Calculation of Standard Binding Free Energies: Aromatic Molecules in the T4 Lysozyme L99A Mutant

Abstract

Calculations of the binding free energy of various nonpolar aromatic ligands with the L99A mutant of T4 lysozyme using molecular dynamics (MD) simulation are presented. To ensure better convergence, biasing potentials are used to restrain the ligand orientation and center-of-mass movement relative to the binding site when the ligand is decoupled from its environment in the binding pocket. The bias introduced by the restraint potentials is removed once the ligand fully interacts with the rest of the system and the calculated binding free energy is independent of the applied restraints. To decrease the computational cost, the simulations are generated with a reduced system in which protein and water atoms within a 15 Å-radius sphere around the ligand are included explicitly, while the rest of the system is treated with the generalized solvent boundary potential (GSBP).
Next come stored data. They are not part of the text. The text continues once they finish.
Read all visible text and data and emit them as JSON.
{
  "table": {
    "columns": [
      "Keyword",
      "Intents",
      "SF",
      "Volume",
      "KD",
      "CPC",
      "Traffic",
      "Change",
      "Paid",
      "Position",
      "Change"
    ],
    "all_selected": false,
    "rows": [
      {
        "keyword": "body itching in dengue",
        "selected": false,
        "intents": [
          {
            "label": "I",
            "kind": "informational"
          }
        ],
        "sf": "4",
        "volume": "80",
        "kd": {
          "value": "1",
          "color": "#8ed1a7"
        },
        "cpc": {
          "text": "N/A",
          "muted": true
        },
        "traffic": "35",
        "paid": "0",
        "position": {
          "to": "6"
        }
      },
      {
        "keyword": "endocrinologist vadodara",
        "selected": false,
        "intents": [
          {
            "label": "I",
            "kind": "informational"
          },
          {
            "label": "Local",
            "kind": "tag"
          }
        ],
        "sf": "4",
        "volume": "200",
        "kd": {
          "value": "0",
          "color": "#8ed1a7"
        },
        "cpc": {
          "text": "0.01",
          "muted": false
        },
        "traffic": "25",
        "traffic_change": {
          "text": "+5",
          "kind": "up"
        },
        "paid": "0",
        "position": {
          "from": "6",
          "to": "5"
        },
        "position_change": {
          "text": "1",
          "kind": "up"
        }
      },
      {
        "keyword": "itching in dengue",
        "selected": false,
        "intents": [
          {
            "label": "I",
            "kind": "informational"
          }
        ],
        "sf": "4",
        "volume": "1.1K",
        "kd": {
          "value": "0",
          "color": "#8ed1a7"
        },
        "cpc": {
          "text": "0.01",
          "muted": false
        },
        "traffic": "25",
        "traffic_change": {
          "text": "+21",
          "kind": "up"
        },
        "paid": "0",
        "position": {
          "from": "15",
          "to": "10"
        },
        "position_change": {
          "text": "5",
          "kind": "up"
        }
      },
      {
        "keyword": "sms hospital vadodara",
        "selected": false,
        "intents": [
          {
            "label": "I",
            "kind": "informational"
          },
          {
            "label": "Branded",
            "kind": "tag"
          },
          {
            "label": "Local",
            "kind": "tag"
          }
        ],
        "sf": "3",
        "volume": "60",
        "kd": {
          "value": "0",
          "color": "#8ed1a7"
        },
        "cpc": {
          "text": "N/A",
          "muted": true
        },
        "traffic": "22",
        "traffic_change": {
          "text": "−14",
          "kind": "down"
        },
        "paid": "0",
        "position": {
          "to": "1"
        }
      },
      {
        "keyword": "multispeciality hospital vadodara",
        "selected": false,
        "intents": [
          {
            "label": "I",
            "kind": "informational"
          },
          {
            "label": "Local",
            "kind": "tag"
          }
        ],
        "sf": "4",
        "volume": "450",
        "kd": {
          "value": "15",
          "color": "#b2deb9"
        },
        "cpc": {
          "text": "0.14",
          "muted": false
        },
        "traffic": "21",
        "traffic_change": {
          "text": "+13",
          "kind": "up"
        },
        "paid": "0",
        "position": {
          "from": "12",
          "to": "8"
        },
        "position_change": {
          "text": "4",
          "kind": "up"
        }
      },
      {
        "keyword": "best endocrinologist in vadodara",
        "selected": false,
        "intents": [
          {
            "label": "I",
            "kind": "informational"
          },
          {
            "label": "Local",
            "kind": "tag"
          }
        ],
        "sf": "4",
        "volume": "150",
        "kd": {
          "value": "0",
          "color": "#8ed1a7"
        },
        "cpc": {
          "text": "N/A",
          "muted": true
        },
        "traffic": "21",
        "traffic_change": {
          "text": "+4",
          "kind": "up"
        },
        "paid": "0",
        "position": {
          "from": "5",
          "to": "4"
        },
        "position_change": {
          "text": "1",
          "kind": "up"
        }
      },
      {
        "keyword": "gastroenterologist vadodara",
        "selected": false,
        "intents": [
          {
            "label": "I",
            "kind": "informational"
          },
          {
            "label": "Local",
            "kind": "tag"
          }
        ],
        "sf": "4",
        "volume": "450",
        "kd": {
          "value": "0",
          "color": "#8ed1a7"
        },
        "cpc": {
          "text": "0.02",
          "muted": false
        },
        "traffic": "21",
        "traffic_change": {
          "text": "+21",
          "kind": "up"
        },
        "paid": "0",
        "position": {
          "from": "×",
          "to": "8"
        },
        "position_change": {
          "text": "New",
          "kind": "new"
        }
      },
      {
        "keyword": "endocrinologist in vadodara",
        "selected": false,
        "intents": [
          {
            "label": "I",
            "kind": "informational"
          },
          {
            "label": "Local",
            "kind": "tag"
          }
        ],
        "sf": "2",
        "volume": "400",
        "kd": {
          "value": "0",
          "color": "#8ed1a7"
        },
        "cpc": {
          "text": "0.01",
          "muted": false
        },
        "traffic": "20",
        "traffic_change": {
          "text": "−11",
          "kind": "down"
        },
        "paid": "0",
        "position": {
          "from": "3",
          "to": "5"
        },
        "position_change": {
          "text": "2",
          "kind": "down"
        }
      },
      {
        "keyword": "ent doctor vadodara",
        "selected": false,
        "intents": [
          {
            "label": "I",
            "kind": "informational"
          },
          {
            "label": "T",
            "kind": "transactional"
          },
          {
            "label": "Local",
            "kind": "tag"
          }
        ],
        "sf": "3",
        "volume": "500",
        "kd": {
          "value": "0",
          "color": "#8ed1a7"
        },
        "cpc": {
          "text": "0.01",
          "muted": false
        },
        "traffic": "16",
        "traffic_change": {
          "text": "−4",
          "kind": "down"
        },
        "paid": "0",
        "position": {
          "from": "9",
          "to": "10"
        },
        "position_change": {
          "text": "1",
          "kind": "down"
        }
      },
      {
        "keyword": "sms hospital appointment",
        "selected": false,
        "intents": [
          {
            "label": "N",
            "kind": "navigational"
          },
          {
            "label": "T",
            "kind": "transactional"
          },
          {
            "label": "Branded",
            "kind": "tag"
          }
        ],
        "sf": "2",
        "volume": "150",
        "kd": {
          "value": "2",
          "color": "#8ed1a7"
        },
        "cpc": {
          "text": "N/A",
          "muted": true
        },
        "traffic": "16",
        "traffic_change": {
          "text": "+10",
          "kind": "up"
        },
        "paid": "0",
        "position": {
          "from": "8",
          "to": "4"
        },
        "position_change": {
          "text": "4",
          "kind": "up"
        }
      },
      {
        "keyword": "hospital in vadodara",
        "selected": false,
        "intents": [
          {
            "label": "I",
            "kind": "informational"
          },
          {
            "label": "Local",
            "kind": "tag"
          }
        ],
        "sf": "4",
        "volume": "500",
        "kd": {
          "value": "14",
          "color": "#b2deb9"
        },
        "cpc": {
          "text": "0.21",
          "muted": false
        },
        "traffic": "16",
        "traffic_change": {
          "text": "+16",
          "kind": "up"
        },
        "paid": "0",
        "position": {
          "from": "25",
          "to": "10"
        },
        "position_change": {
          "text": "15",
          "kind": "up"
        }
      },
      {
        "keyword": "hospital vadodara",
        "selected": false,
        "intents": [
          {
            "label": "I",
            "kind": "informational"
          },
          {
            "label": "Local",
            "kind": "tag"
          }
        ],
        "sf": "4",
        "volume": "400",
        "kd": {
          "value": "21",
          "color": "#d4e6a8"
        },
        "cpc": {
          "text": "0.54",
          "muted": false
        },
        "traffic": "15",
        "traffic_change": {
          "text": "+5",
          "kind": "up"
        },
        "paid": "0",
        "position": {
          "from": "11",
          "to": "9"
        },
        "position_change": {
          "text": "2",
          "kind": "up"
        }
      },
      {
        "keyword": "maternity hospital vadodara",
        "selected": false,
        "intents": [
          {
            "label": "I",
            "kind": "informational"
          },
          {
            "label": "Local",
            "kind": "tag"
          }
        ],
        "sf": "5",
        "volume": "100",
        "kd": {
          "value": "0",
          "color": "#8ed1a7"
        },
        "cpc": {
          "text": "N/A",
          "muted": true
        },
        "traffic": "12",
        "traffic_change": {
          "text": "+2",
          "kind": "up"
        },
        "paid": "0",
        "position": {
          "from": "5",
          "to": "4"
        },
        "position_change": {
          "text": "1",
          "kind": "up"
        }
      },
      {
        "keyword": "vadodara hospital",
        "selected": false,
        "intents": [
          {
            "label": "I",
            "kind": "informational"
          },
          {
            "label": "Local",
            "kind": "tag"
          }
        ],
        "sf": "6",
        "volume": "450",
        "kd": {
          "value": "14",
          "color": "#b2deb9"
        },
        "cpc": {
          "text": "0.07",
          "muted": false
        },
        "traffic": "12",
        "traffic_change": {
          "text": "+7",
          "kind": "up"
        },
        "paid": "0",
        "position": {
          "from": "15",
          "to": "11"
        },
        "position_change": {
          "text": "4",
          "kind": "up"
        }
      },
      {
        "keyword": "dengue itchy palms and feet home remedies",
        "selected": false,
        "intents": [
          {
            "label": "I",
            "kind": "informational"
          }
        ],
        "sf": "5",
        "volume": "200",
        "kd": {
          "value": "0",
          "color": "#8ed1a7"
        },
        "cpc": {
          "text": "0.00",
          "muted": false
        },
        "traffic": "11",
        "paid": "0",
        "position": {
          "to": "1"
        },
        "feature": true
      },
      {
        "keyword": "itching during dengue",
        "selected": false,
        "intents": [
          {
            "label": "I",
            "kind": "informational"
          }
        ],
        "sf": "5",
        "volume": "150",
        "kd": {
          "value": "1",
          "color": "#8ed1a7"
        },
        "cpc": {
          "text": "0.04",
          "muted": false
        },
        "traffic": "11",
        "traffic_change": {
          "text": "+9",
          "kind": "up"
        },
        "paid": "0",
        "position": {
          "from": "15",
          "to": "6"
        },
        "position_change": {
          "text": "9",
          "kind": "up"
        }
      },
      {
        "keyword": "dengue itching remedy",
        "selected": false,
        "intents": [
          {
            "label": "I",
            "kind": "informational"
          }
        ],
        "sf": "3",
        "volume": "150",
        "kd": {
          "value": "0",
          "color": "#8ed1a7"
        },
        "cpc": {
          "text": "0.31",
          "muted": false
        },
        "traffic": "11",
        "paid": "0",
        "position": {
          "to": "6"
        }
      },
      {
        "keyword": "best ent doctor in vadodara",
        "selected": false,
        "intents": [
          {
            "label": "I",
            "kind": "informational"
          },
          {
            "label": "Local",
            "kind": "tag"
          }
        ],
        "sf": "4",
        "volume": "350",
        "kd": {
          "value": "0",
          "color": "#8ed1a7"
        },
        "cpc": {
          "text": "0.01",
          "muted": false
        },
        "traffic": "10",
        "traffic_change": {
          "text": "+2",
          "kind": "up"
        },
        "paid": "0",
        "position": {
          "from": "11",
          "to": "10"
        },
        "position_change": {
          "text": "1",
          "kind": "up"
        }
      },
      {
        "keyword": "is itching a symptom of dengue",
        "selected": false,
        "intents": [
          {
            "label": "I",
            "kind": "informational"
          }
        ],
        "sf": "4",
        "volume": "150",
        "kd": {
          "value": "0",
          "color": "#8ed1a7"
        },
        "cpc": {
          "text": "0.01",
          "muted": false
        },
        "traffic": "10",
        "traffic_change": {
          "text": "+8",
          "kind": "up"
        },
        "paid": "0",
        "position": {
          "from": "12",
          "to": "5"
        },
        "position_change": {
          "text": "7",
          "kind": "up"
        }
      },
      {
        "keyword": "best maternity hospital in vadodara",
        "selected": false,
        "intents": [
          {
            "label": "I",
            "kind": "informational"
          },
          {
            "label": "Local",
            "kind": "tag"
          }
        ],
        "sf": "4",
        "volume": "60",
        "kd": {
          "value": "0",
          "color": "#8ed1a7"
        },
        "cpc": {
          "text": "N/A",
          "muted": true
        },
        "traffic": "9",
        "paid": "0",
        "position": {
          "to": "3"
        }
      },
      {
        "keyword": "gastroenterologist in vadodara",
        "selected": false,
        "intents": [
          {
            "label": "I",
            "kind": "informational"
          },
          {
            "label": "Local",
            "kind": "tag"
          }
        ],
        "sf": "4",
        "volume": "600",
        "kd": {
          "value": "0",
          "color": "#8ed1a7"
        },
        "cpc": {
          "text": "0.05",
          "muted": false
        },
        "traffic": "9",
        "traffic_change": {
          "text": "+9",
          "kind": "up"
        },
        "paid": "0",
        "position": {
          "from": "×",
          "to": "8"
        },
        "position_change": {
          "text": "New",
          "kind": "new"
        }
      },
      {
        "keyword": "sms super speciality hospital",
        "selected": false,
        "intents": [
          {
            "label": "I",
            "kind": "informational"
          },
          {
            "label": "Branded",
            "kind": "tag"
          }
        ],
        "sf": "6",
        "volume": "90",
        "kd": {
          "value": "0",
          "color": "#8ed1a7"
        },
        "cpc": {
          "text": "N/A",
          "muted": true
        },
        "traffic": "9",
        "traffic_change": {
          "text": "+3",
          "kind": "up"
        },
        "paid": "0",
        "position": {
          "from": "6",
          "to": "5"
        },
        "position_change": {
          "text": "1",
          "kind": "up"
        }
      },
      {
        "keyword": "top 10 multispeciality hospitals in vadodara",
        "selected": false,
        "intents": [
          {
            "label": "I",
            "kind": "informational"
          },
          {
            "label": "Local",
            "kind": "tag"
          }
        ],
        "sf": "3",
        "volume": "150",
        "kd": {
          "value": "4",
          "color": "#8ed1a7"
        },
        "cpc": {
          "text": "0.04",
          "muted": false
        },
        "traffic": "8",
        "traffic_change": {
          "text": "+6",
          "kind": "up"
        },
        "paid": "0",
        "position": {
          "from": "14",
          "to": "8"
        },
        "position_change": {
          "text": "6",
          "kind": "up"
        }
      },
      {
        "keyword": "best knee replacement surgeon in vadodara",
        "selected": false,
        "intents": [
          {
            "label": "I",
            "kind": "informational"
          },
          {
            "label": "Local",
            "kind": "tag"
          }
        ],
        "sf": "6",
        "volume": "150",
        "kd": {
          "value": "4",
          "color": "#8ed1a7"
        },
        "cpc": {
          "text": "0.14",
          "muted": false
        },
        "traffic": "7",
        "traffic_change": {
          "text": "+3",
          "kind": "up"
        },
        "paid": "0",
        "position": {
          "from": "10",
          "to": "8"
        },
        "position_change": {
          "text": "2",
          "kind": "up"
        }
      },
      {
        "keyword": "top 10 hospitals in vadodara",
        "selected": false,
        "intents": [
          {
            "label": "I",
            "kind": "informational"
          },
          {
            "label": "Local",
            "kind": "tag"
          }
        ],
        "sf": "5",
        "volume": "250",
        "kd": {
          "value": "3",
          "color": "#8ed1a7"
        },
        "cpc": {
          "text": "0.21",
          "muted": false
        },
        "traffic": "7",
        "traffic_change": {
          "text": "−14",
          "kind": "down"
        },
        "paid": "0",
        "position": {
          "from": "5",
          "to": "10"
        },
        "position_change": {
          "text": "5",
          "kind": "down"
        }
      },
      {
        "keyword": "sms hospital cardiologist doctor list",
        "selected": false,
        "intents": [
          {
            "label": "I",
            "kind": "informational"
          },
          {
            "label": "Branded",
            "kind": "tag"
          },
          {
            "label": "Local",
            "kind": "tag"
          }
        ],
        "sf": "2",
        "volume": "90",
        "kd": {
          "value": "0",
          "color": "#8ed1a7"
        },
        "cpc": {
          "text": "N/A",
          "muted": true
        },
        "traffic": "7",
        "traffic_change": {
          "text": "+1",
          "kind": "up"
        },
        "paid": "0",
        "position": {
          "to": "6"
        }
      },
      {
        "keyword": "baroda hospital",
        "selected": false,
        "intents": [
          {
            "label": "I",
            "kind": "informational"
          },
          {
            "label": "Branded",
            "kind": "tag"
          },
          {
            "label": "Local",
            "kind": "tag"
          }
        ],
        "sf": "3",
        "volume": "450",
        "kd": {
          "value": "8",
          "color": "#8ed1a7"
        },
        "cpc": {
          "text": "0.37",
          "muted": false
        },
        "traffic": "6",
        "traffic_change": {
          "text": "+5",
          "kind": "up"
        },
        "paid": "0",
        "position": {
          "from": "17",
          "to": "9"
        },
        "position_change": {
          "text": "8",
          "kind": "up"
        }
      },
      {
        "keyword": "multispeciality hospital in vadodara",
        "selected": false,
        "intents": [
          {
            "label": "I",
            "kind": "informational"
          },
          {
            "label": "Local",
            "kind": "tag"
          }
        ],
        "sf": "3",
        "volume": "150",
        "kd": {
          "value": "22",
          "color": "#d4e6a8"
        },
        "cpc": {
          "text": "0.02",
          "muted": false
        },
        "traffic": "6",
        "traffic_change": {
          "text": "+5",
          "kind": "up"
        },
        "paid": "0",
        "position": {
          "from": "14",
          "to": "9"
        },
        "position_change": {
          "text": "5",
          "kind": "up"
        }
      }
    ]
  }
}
For all the ligands, the precision of the calculated free energy is less than 0.5 kcal/mol. For small nonpolar ligands such as benzene, toluene, and ethylbenzene, the calculated binding free energies are within 1.1 kcal/mol of the experimental values. For larger ligands, the computed binding free energies are slightly more favorable than the experimental values. The nonbinding polar molecule, phenol, has a calculated binding free energy of −0.88 kcal/mol. The simulation protocol presented here provides a way to calculate the binding free energy of small molecules to receptors at moderate computational cost.